Tension, `T = 80N`
Amplitude of incident wave,` A_i = 3.5 cm `
Mass per unit length of wire PQ is
`m_1 = 0.06/4.8 = 1/80 kg//m`
and mass per unit length of wire QR is
`m_2 = 0.2/2.56 = 1/12.8 kg//m`
(a) Speed of wave in wire PQ is
`v_1 = sqrt(T//m_1) = sqrt(80/(1//80)) = 80 m//s`
and speed of wave in wire QR is
`v_2 = sqrt(T//m_2)`
`= sqrt (80/(1//12.8)) = 32 m//s`
`:.` Time taken by the wave pulse to reach from
P to R is
`t = 4.8/v_1 + 2.56/v_2 = (4.8/80 + 2.56/32)s `
`= 0.14s ` .
(b) The expressions for reflected and transmitted
amplitudes `(A_r and A_t)` in terms of `v_1, v_2 and A_i` are as follows:
`A_r = (v_2-v_1)/(v_2 +v_1)A_i `
and `A_t = ((2v_2)/(v_1+v_2))A_i`
Substituting the values, we get
`A_r = ((32 - 80)/(32+80)) (3.5) = -1.5 cm `
i.e. the amplitude of reflected wave will be
1.5 cm.
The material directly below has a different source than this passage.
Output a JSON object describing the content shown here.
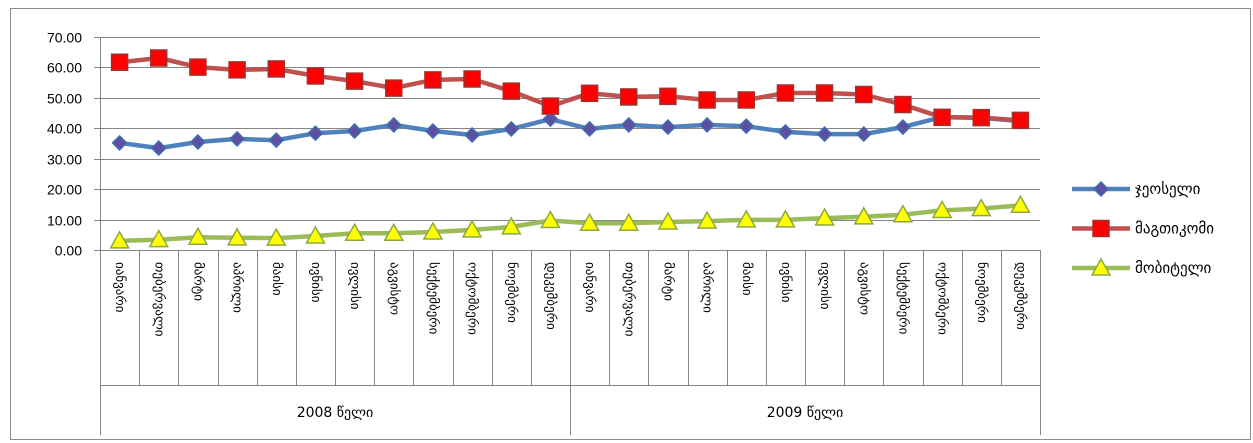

Negative sign of `A_r` indicates that there
will be a phase change of `pi` in reflected wave.
Similarly, `A_t = ((2xx32)/(32+80)) (3.5) = 2.0 cm`
i.e. the amplitude of transmitted wave will be
2.0 cm.
The expressions of `A_r and A_t` are derived as
below.
Derivation
Suppose the incident wave of amplitude `A-i` and
angular frequency `omega` is travelling in positive
x-direction with velocity `v_1`, then we cna write
`y_i = A_i sin omega [t-x//v_1]`.........(i)
In reflected as well as transmitted wave, `omega` will not
change, therefore, we can write.
`y_r = A_r sin omega [t+ x//v_1]`......(ii)
and `y_t = A_t sin omega [t - x//v_2]......(iii)`
Now as wave is continuous, so at the boundary
`(x=0)`.
Continuity of displacement requires
`y_i + y_r = y_i for x=0`
Substituting from Eqs. (i), (ii) and (iii) in the
above, we get
`A_i +A_r = A_t` ........(iv)
Also at the boundary, slope of wave will be
continuous, i.e.
`(dely_i)/(deltax) + (dely_r)/(deltax) = (dely_t)/(deltax)` [for x=0]
which gives `A_i-A_r = (v_1/v_2)A_t` ..........(v)
Solving Eqs. (iv) and (v) for `A_r and A_t, ` we get the required equations, i.e.
`A_r = (v_2-v_1)/(v_2+v_1) A_i and A_t = (2v_2)/(v_2+v_1) A_i` .